The vendors and visitors to the market said they’d prefer earlier hours, and organizers listened.

“I think it was a good move,” said Frank Capalbo, who owns and operates Sweetman’s Baked Goods. He sold his breads, cakes and cookies at the Farmers Market last year and said the heat during the summer was miserable.

“You were setting up in the heat of the day, and you were soaking wet by the time the customers got there,” he said. “Weather-wise, I think the earlier hours will be a lot better.”

Capalbo, who bakes out of a local kitchen and wants to open a shop in the near future, said he did good business at the market last year and is hoping to do better this year, as more people learn about the Farmers Market.

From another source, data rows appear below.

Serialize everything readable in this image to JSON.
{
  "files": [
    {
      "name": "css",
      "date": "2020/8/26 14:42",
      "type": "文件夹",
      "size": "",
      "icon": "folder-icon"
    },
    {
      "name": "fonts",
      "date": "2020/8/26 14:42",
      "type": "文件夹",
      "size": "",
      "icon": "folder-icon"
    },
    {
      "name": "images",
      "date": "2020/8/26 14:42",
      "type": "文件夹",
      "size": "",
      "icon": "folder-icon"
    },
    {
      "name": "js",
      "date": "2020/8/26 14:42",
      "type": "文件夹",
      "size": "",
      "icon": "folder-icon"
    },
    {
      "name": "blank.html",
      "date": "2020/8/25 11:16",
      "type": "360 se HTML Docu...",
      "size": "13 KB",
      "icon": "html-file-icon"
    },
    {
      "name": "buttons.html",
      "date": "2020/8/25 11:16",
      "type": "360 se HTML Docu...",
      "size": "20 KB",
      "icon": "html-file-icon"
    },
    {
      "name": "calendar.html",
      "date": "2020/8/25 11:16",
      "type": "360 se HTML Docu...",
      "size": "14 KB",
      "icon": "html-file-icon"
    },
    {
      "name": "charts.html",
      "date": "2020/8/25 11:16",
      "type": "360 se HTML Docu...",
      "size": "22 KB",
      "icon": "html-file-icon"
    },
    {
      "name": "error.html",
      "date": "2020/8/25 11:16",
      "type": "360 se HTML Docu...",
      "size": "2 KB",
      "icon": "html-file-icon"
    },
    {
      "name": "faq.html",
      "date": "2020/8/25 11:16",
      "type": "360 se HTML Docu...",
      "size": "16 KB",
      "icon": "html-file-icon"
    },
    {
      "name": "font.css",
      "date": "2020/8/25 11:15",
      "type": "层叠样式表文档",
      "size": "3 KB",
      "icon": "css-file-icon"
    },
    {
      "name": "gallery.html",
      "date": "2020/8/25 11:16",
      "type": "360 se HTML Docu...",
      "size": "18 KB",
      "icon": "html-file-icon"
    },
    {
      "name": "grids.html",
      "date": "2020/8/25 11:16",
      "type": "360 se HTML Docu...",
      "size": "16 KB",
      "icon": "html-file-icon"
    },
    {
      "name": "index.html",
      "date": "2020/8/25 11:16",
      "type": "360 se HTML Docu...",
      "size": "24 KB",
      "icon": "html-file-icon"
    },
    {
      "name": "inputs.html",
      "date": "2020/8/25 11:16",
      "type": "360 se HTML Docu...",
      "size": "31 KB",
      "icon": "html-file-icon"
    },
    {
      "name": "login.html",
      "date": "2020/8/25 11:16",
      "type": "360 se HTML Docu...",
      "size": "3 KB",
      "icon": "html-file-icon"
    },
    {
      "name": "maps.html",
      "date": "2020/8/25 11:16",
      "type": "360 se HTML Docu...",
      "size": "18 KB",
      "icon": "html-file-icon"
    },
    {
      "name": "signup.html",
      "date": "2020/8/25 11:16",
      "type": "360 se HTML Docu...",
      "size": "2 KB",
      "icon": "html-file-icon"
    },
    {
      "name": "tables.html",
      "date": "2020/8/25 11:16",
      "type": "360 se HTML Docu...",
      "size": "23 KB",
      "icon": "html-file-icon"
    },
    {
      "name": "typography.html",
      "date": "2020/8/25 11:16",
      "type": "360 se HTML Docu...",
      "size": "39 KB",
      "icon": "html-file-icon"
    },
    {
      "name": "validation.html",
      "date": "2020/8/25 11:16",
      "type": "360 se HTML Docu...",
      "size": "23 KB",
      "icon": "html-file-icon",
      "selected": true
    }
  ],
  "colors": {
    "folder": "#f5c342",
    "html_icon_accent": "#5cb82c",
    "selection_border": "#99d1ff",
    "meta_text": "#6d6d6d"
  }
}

When the Farmers Market started last year, Goodale said, it took some folks a while to find the park. She said quite a few people she talked to hadn’t even realized the park existed.

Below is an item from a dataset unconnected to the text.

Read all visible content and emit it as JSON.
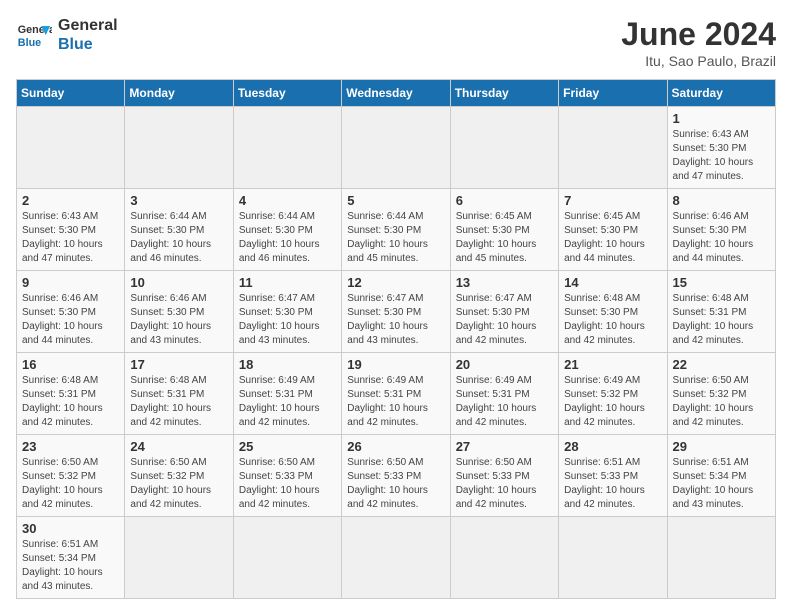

Use of the park has picked up since the market opened last year due to exposure it brought, she said.

It’s still early in the season and local produce isn’t ready for sale yet, but a few vendors, including Mark Haynes, have ripe tomatoes and other fruits and vegetables from Florida. Haynes said his family will bring tomatoes, okra and squash from their garden in Georgetown later in the season.

This is the Haynes’ first year at the Farmers Market, and they’re optimistic, they said.

“We’re very confident about the quality of what we have to offer and we think people will respond to that,” Haynes said. “We have the best boiled peanuts in the county.”

Also new to the Farmers Market are gourmet soups prepared by Ernest Bledsoe, executive chef at Pawleys Plantation. His wife, Kimberly, will work at the market and said they’ll have different offerings every week.

This week Bledsoe prepared shrimp and corn chowder, beef and mushroom marsala, and spinach and artichoke dip.

“People asked him all the time when he was going to do something like this, and we finally decided to give it a shot,” she said.

The Farmers Market also has applewood smoked cheeses and herb rubs from David and Diana Robinson of Georgetown. The couple has sold their products at the Georgetown Farmers Market for five years and, after hearing about the success of the Parkersville location, decided to give it a try.

Charlotte Rafferty of Hagley and Cindy Schleinkofer of Georgetown are trying to give their new business, Uniquely Special, a boost at the Farmers Market. They offer a variety of products made in South Carolina and specialize in gluten-free foods.

“We’ll offer a lot of variety throughout the summer,” Rafferty said.

The number and variety of vendors at the market will increase as the season progresses, McCulloch said. Crab cakes and tomato pies are among the products on the way.